Tutuklama kararlarınız ile karşınızdaki kitlenin her birinin 6 ayını, toplamda bir insan ömrünü ellerinden aldınız. Pardon denildiğinde, aramızdan çekip alınan bu insanın hesabını kim verecek? Bize bir özür borcu olacak. Bugün olmasa da gelecekte mutlaka bugün bu salonda bulunan benim çocuklarıma karşı, bunun gereği yerine getirilecektir.

Bakınız ülkenin, devletin temeli bağımsız bir adalet. Hepinizin bugün bizlerin yarın sizlerin sığınacağı son kale adalet. Unutulmaması gereken, bağımsız olmayan adaletin sadece ama sadece zulmün temeli olacağıdır. Mahkemeniz bu zulme dur diyemediği takdirde hukuk literatürüne masumiyet yerine mahkumiyet karinesi ifadesini kazandırmış olacaksınız.

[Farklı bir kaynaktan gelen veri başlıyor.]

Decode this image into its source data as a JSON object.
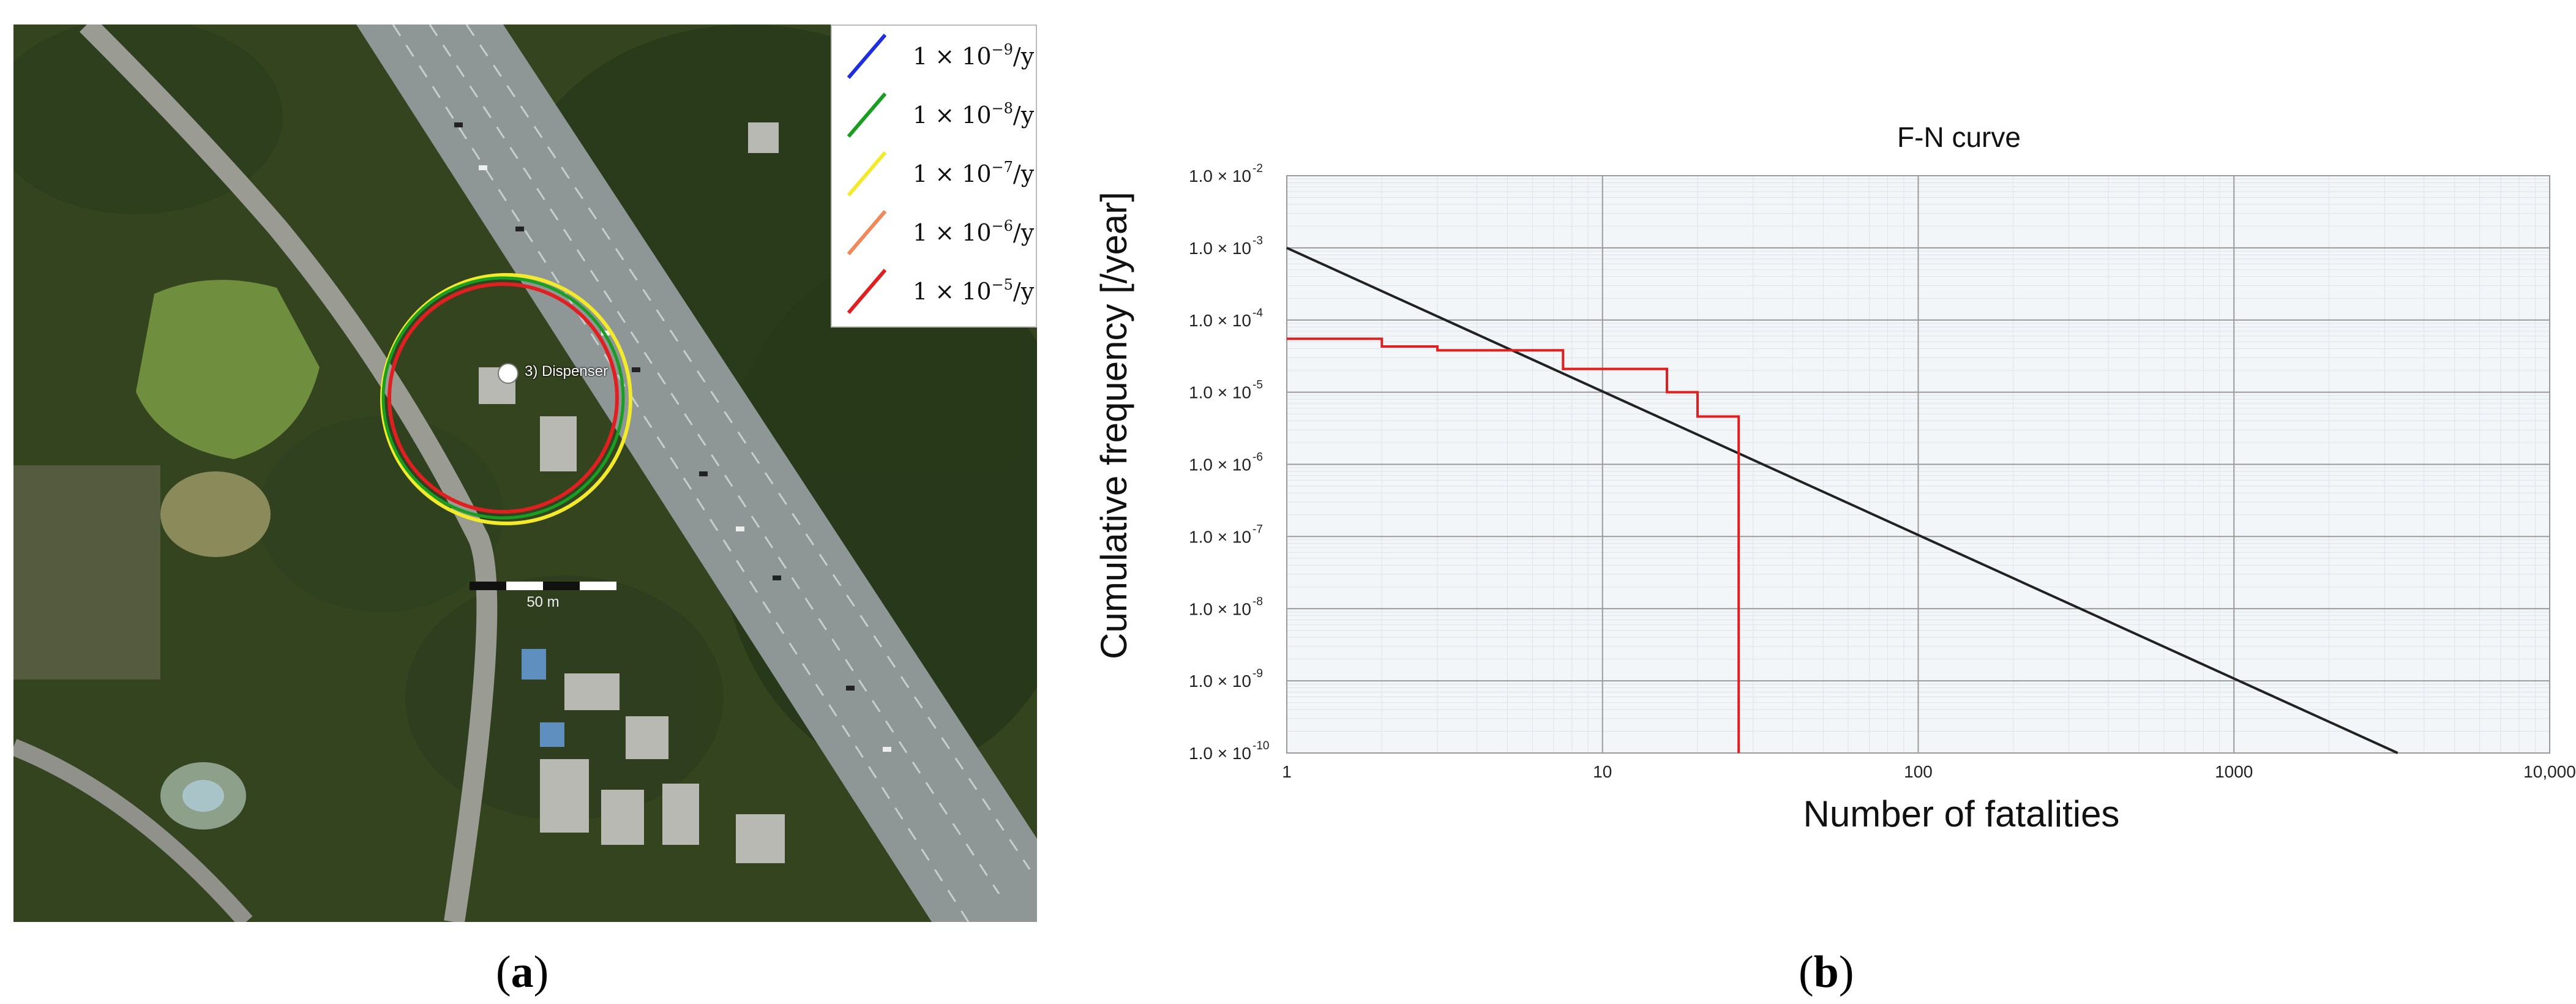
{
  "panel_a": {
    "caption_open": "(",
    "caption_letter": "a",
    "caption_close": ")",
    "site_label": "3) Dispenser",
    "scale_label": "50 m",
    "legend": [
      {
        "coefficient": "1 × 10",
        "exponent": "−9",
        "unit": "/y",
        "color": "#1f2fe0"
      },
      {
        "coefficient": "1 × 10",
        "exponent": "−8",
        "unit": "/y",
        "color": "#1a9e22"
      },
      {
        "coefficient": "1 × 10",
        "exponent": "−7",
        "unit": "/y",
        "color": "#f2ea2a"
      },
      {
        "coefficient": "1 × 10",
        "exponent": "−6",
        "unit": "/y",
        "color": "#f0885a"
      },
      {
        "coefficient": "1 × 10",
        "exponent": "−5",
        "unit": "/y",
        "color": "#e02020"
      }
    ]
  },
  "panel_b": {
    "caption_open": "(",
    "caption_letter": "b",
    "caption_close": ")"
  },
  "chart_data": {
    "type": "line",
    "title": "F-N curve",
    "xlabel": "Number of fatalities",
    "ylabel": "Cumulative frequency [/year]",
    "x_scale": "log",
    "y_scale": "log",
    "xlim": [
      1,
      10000
    ],
    "ylim": [
      1e-10,
      0.01
    ],
    "grid": true,
    "x_ticks": [
      "1",
      "10",
      "100",
      "1000",
      "10,000"
    ],
    "y_tick_mantissa": "1.0 × 10",
    "y_tick_exponents": [
      "-2",
      "-3",
      "-4",
      "-5",
      "-6",
      "-7",
      "-8",
      "-9",
      "-10"
    ],
    "series": [
      {
        "color": "#222222",
        "points": [
          [
            1,
            0.001
          ],
          [
            3300,
            1e-10
          ]
        ]
      },
      {
        "color": "#e02020",
        "step": true,
        "points": [
          [
            1,
            5.5e-05
          ],
          [
            2,
            5.5e-05
          ],
          [
            2,
            4.3e-05
          ],
          [
            3,
            4.3e-05
          ],
          [
            3,
            3.8e-05
          ],
          [
            7.5,
            3.8e-05
          ],
          [
            7.5,
            2.1e-05
          ],
          [
            16,
            2.1e-05
          ],
          [
            16,
            1e-05
          ],
          [
            20,
            1e-05
          ],
          [
            20,
            4.6e-06
          ],
          [
            27,
            4.6e-06
          ],
          [
            27,
            1e-10
          ]
        ]
      }
    ]
  }
}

Mahkemenin diğer bir makamı müdahil, müdahil avukatlarının ilk duruşmada delil olarak ortaya konulan CD ile şüphelerini ifade ederek bir daha Mahkemeye gelme ihtiyacı dahi duymamalarını, yani Savcıyı değil savunmayı destekler konuma gelmelerini ise kesinlikle çok iyi anlıyorum. Ve hatta takdir ediyorum. Ama müdahilde oluşan şüphe olgusunun veya Mahkemeye sadece bir duruşmayı izlemek için gelen herhangi bir izleyicide oluşan böyle dava mı olur kanaatini 40 duruşmadır neden Mahkemenizde oluşamadığını hiç ama hiç anlayamıyorum.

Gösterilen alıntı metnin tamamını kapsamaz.